Saturday, July 06, 2013

Loose Change on Human Capital

I've been reading a bit lately on the post-Civil War settlement and in particular, the question of how to redeploy the former slaves, now citizens, in control of their own (as we might have said) labor power.  In particular, about the celebrated mantra of "40 acres and a mule"--give 'em land, let 'em work it for themselves and stay out of their way.  

I've always had the vague sense that 40-acres was supposed to be undoable and last night I got to wondering--was it undoable?  What did it require?

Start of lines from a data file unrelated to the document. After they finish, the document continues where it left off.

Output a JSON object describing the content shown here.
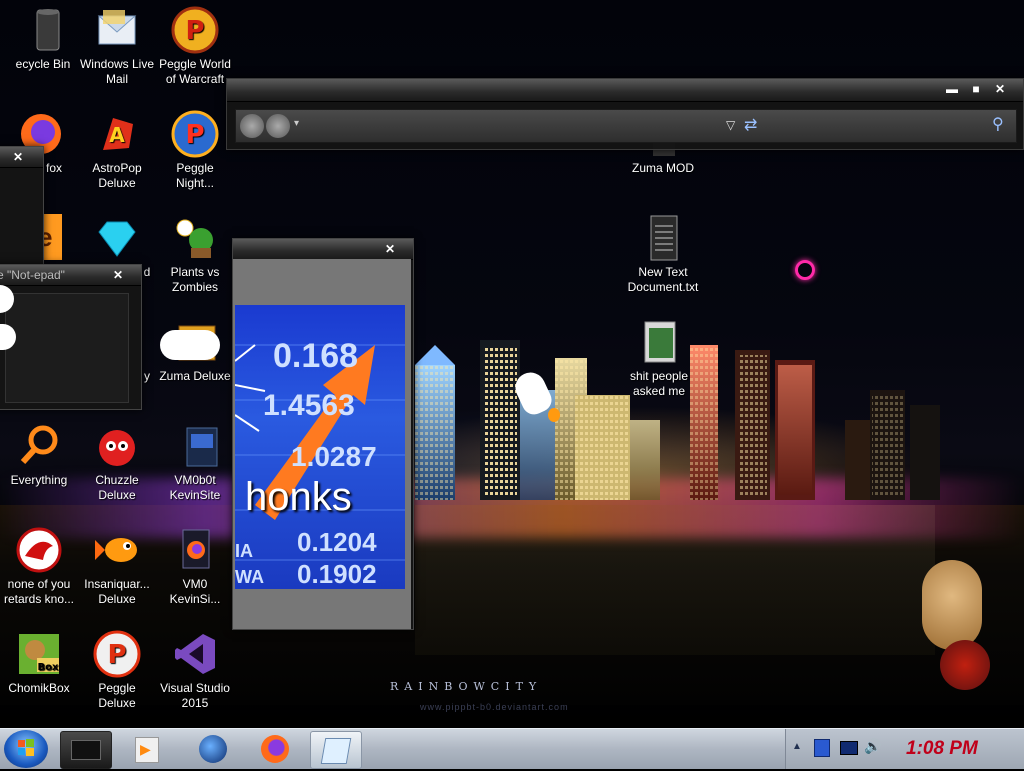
{
  "desktop": {
    "icons": [
      {
        "label": "ecycle Bin"
      },
      {
        "label": "Windows Live Mail"
      },
      {
        "label": "Peggle World of Warcraft"
      },
      {
        "label": "fox"
      },
      {
        "label": "AstroPop Deluxe"
      },
      {
        "label": "Peggle Night..."
      },
      {
        "label": "d"
      },
      {
        "label": "Plants vs Zombies"
      },
      {
        "label": "y"
      },
      {
        "label": "Zuma Deluxe"
      },
      {
        "label": "Everything"
      },
      {
        "label": "Chuzzle Deluxe"
      },
      {
        "label": "VM0b0t KevinSite"
      },
      {
        "label": "none of you retards kno..."
      },
      {
        "label": "Insaniquar... Deluxe"
      },
      {
        "label": "VM0 KevinSi..."
      },
      {
        "label": "ChomikBox"
      },
      {
        "label": "Peggle Deluxe"
      },
      {
        "label": "Visual Studio 2015"
      },
      {
        "label": "Zuma MOD"
      },
      {
        "label": "New Text Document.txt"
      },
      {
        "label": "shit people asked me"
      }
    ],
    "wallpaper_brand": "RAINBOWCITY",
    "wallpaper_sub": "www.pippbt-b0.deviantart.com"
  },
  "notepad_window": {
    "title": "e \"Not-epad\""
  },
  "meme_window": {
    "caption": "honks",
    "numbers": [
      "0.168",
      "1.4563",
      "1.0287",
      "0.1204",
      "0.1902"
    ],
    "tickers": [
      "A",
      "IA",
      "WA"
    ]
  },
  "explorer": {
    "search_icon": "magnifier"
  },
  "taskbar": {
    "clock": "1:08 PM"
  },
  "colors": {
    "clock": "#c0001a",
    "taskbar": "#b4bcc8"
  }
}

For an answer, consider: there were something like 4 million slaves liberated by the war.  As a wild stab, let's figure five people per family.  So, 800,000 families.  Ill spare you the pencil work but this translates into land about equal to the state of Mississippi.  This would include, of course, the rich bottomland of the delta.  But it would also include the scrub in the Faulkner country up north, which is hardly worth anything to anybody.  So, throw in a second state.  Throw in Louisiana.  More scrub and more delta.

So, doable.  Didn't happen, of course.  My own take is that it was that ol' darlin' Andrew Johnson who made it his business to assure that no freed slave got anything except his freedom and sometimes maybe the pants he stood up in.  And FWIW, I'll bet he thought that free-the-slaves stuff was a dreadful mistake.

Fun to speculate on what the world might have looked like if he hadn't got in the way.